The problem is this: things appear to go as planned during encoding, I usually create elementary streams in the form of an M2V file and a WAV file and later convert the WAV file to AC3.
Recently however, when I import the M2V and WAV or AC3 file into my authoring software, it says they have different lengths. The M2V file always seems to be shorter than the source. I encode to the same framerate as my source files, so that shouldn't be the problem, and I'm not using an inverse telecine or anything.
Here's the really strange part. If I open the M2V file with Windows Media Player, PowerDVD, or VirtualDub, it shows the correct lenght, but when I import them into Scenarist or DVD-Lab, it says they are shorter. I can preview the entire movie in both authoring programs, so I know it's not getting cut off. The difference is usually between 5 and 15 seconds, which is a lot when you're talking about audio sync.
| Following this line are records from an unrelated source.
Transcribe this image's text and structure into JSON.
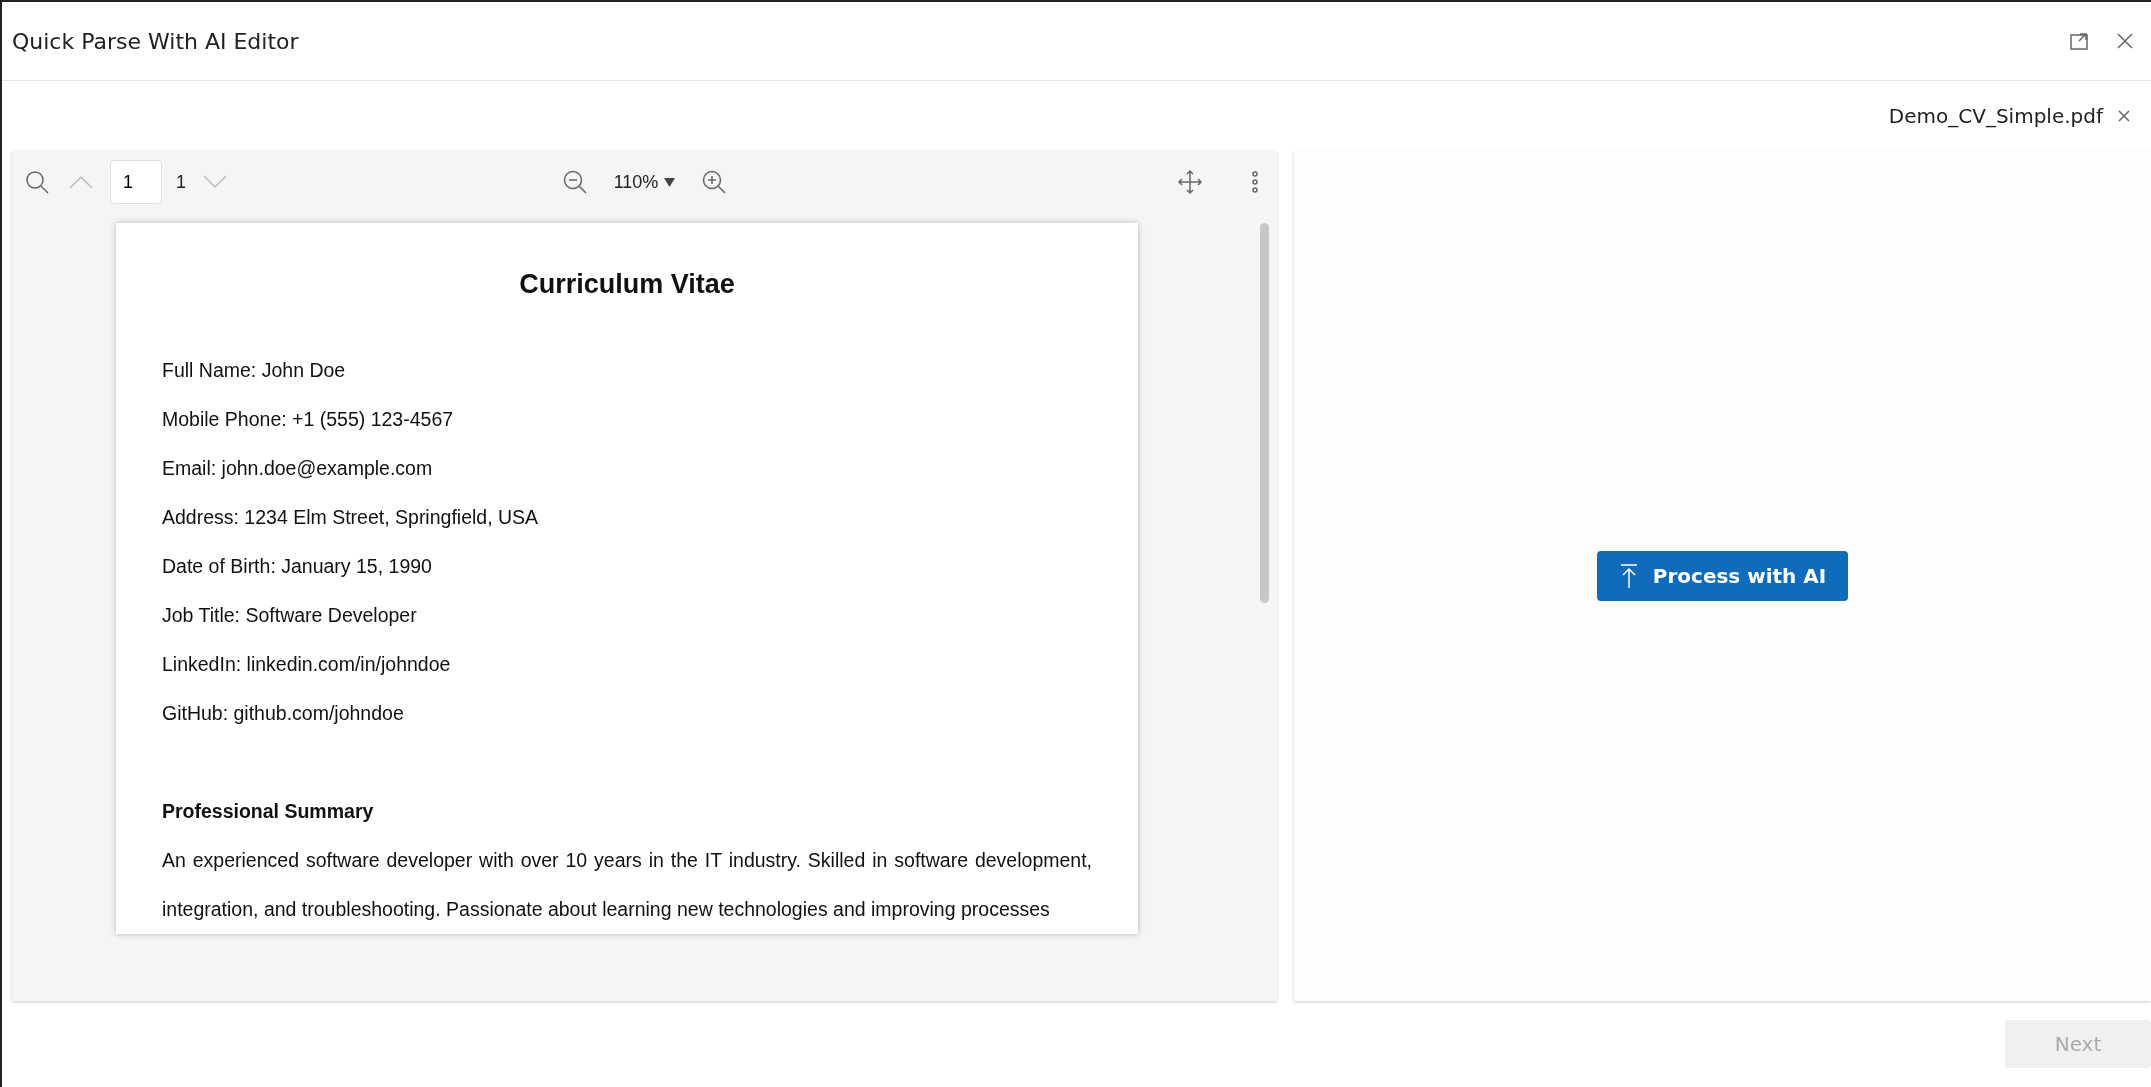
{
  "window": {
    "title": "Quick Parse With AI Editor"
  },
  "file_tab": {
    "name": "Demo_CV_Simple.pdf"
  },
  "viewer_toolbar": {
    "page_input": "1",
    "page_count": "1",
    "zoom": "110%"
  },
  "document": {
    "title": "Curriculum Vitae",
    "fields": [
      "Full Name: John Doe",
      "Mobile Phone: +1 (555) 123-4567",
      "Email: john.doe@example.com",
      "Address: 1234 Elm Street, Springfield, USA",
      "Date of Birth: January 15, 1990",
      "Job Title: Software Developer",
      "LinkedIn: linkedin.com/in/johndoe",
      "GitHub: github.com/johndoe"
    ],
    "sections": [
      {
        "heading": "Professional Summary",
        "paragraph": "An experienced software developer with over 10 years in the IT industry. Skilled in software development, integration, and troubleshooting. Passionate about learning new technologies and improving processes"
      }
    ]
  },
  "process_button": {
    "label": "Process with AI"
  },
  "next_button": {
    "label": "Next",
    "disabled": true
  }
}
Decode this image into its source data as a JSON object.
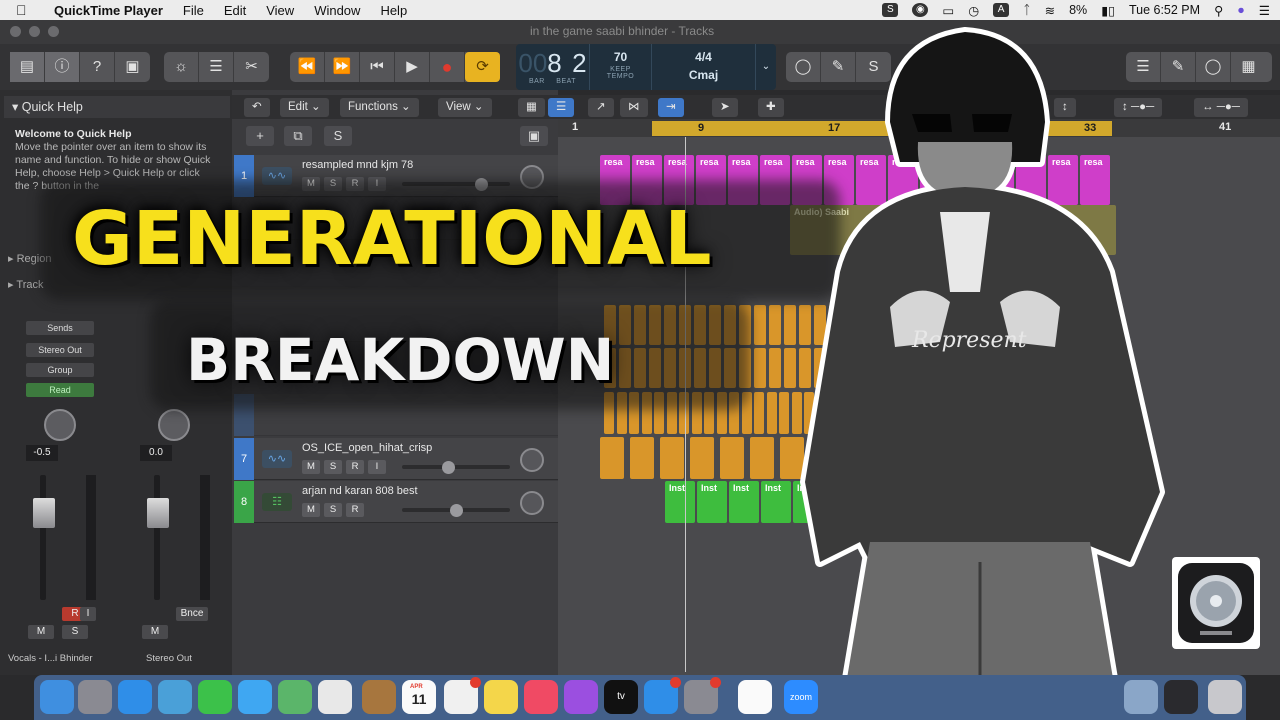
{
  "menubar": {
    "app": "QuickTime Player",
    "items": [
      "File",
      "Edit",
      "View",
      "Window",
      "Help"
    ],
    "battery": "8%",
    "clock": "Tue 6:52 PM"
  },
  "window": {
    "title": "in the game saabi bhinder - Tracks"
  },
  "lcd": {
    "bar": "8",
    "beat": "2",
    "bar_label": "BAR",
    "beat_label": "BEAT",
    "tempo": "70",
    "tempo_mode": "KEEP",
    "tempo_label": "TEMPO",
    "time_sig": "4/4",
    "key": "Cmaj"
  },
  "quick_help": {
    "title": "Quick Help",
    "heading": "Welcome to Quick Help",
    "body": "Move the pointer over an item to show its name and function. To hide or show Quick Help, choose Help > Quick Help or click the ? button in the"
  },
  "inspector": {
    "region": "Region",
    "track": "Track",
    "sends": "Sends"
  },
  "strips": [
    {
      "output": "Stereo Out",
      "group": "Group",
      "automation": "Read",
      "volume": "-0.5",
      "name": "Vocals - I...i Bhinder",
      "mute": "M",
      "solo": "S",
      "rec": "R",
      "input": "I"
    },
    {
      "output": "",
      "group": "",
      "automation": "",
      "volume": "0.0",
      "name": "Stereo Out",
      "mute": "M",
      "bounce": "Bnce"
    }
  ],
  "tracks_toolbar": {
    "edit": "Edit",
    "functions": "Functions",
    "view": "View"
  },
  "tracks": [
    {
      "num": "1",
      "name": "resampled mnd kjm 78",
      "buttons": [
        "M",
        "S",
        "R",
        "I"
      ],
      "volume": 0.73
    },
    {
      "num": "7",
      "name": "OS_ICE_open_hihat_crisp",
      "buttons": [
        "M",
        "S",
        "R",
        "I"
      ],
      "volume": 0.43
    },
    {
      "num": "8",
      "name": "arjan nd karan 808 best",
      "buttons": [
        "M",
        "S",
        "R"
      ],
      "volume": 0.5
    }
  ],
  "ruler": {
    "marks": [
      "1",
      "9",
      "17",
      "33",
      "41"
    ]
  },
  "region_labels": {
    "resampled": "resa",
    "audio": "Audio) Saabi",
    "inst": "Inst"
  },
  "overlay": {
    "line1": "GENERATIONAL",
    "line2": "BREAKDOWN"
  },
  "shirt_text": "Represent",
  "dock": {
    "calendar_day": "11",
    "calendar_month": "APR",
    "zoom": "zoom",
    "tv": "tv"
  },
  "colors": {
    "headline": "#f7e01c",
    "cycle": "#d2a82c",
    "audio_region": "#cf3ec9",
    "midi_region": "#3ebd3e",
    "drum_region": "#d9962a"
  }
}
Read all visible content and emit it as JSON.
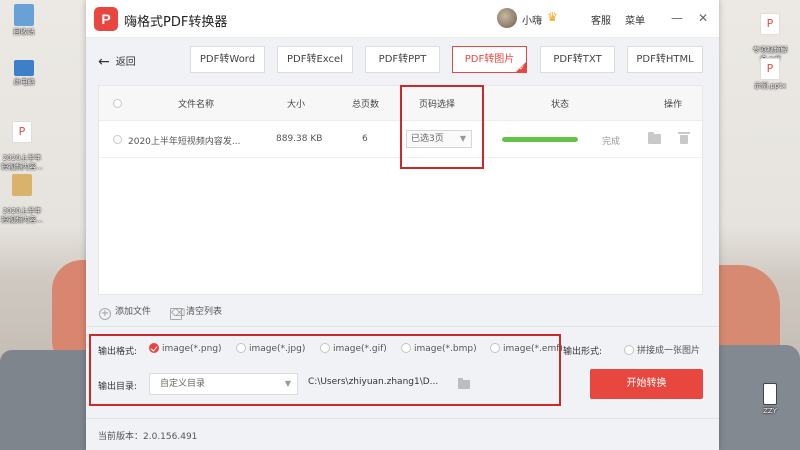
{
  "desktop": {
    "icons_left": [
      {
        "label": "回收站",
        "color": "#6aa0d8"
      },
      {
        "label": "此电脑",
        "color": "#3d7fc9"
      },
      {
        "label": "2020上半年\n短视频内容...",
        "color": "#e14d45"
      },
      {
        "label": "2020上半年\n短视频内容...",
        "color": "#d9b36b"
      }
    ],
    "icons_right": [
      {
        "label": "专项视频解\n说.pdf",
        "color": "#e14d45"
      },
      {
        "label": "示例.pptx",
        "color": "#e14d45"
      },
      {
        "label": "ZZY",
        "color": "#3a3a3a"
      }
    ]
  },
  "window": {
    "title": "嗨格式PDF转换器",
    "logo_text": "P",
    "user_name": "小嗨",
    "crown_icon": "crown-icon",
    "support_label": "客服",
    "menu_label": "菜单",
    "minimize": "—",
    "close": "✕"
  },
  "toolbar": {
    "back_label": "返回",
    "tabs": [
      {
        "label": "PDF转Word",
        "active": false
      },
      {
        "label": "PDF转Excel",
        "active": false
      },
      {
        "label": "PDF转PPT",
        "active": false
      },
      {
        "label": "PDF转图片",
        "active": true
      },
      {
        "label": "PDF转TXT",
        "active": false
      },
      {
        "label": "PDF转HTML",
        "active": false
      }
    ]
  },
  "table": {
    "headers": {
      "name": "文件名称",
      "size": "大小",
      "pages": "总页数",
      "page_select": "页码选择",
      "status": "状态",
      "action": "操作"
    },
    "rows": [
      {
        "name": "2020上半年短视频内容发...",
        "size": "889.38 KB",
        "pages": "6",
        "page_select": "已选3页",
        "progress": 1.0,
        "status": "完成"
      }
    ]
  },
  "file_actions": {
    "add_label": "添加文件",
    "clear_label": "清空列表"
  },
  "output": {
    "format_label": "输出格式:",
    "formats": [
      {
        "label": "image(*.png)",
        "selected": true
      },
      {
        "label": "image(*.jpg)",
        "selected": false
      },
      {
        "label": "image(*.gif)",
        "selected": false
      },
      {
        "label": "image(*.bmp)",
        "selected": false
      },
      {
        "label": "image(*.emf)",
        "selected": false
      }
    ],
    "form_label": "输出形式:",
    "merge_label": "拼接成一张图片",
    "dir_label": "输出目录:",
    "dir_select": "自定义目录",
    "dir_path": "C:\\Users\\zhiyuan.zhang1\\D...",
    "start_label": "开始转换"
  },
  "footer": {
    "version": "当前版本：2.0.156.491"
  },
  "colors": {
    "accent": "#e8473f",
    "progress": "#62c445",
    "highlight": "#cc2a2a"
  }
}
If I create a system stream with TMPGEnc, it will still be shown as shorter in the authoring software, but since it's being muxed as it's created, it seems to stay in sync. The main problem with that is that MPEG audio isn't part of the NTSC DVD standard, and won't play on all DVD players.
There are programs that will create the MPEG2 video and AC3 audio and mux them together as they are created. I have used the trial version of WinAVI video converter, and it does keep the audio in sync with the video, but it's obvious it was made for people who don't understand video encoding. There is no real control over bitrate or the ability to use multiple passes or anything like that, and as such the video it produces suffers greatly.
Is there anyone out there who can help? Anyone with suggestions?